Extremely low air temperatures and windy conditions are causing black ice on area highways and on the interstate, the Minnesota Department of Transportation said in a Tuesday news release. Black ice is a hard-to-see hazard that catches drivers off-guard, causing fishtailing, spinning and crashes.
Many crashes have occurred already on Interstate 35, MnDOT said.
“We have all of our changeable message signs lit warning motorists to slow down,” said Morrie Luke, MnDOT traffic engineer. “But some motorists are ignoring these messages and many have spun out.”
Black ice creates the appearance of a wet surface, but it is actually a thin, clear layer of ice on roads and bridges. Black ice forms when melting snow refreezes or when rain, drizzle, mist or fog freezes. It is most common at night and early morning when it is dark and temperatures are lowest.

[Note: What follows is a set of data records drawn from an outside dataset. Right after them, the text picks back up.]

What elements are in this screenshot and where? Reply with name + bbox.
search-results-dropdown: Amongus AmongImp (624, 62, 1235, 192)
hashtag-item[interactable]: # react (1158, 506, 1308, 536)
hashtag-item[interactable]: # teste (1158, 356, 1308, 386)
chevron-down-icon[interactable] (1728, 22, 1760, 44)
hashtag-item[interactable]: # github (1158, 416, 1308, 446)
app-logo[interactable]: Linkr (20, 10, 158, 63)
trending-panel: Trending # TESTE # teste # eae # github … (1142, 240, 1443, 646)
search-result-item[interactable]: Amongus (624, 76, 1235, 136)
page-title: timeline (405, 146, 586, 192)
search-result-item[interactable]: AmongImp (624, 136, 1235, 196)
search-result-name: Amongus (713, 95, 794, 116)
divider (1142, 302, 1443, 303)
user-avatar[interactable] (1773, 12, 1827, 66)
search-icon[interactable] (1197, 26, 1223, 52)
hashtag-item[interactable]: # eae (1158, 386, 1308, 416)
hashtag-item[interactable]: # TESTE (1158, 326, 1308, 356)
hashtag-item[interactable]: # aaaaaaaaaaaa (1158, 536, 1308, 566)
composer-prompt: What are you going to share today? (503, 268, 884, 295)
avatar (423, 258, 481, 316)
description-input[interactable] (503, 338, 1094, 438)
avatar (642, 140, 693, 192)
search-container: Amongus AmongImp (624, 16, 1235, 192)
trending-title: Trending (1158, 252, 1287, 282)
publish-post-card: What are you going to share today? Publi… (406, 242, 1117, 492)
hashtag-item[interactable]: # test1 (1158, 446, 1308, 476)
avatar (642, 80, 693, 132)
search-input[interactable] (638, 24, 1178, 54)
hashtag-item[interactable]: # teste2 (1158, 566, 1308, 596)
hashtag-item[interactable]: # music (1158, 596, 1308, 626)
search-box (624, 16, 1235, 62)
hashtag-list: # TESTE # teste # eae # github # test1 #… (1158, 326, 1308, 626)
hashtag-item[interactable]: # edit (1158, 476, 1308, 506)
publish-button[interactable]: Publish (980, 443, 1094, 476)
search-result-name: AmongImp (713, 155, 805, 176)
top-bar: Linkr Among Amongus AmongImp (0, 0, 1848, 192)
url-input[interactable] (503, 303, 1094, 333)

Black ice often forms in tunnels and other shaded areas, on overpasses and bridges, and near lakes and rivers. The hazard can also form when snow temporarily melts from auto exhaust emissions or tire heat and from moisture vapor given off by industries located close to the highway.
Motorists should remember to:
- Slow down on bridges, overpasses and tunnels and on all roads in the early morning when the air temperature rises faster than the pavement temperature.
- Use a safe speed for winter driving conditions, regardless of the posted speed limit.
- Keep a safe stopping distance from the vehicle in front of them.
- Keep both hands on the steering wheel and eyes on the road, and stay alert.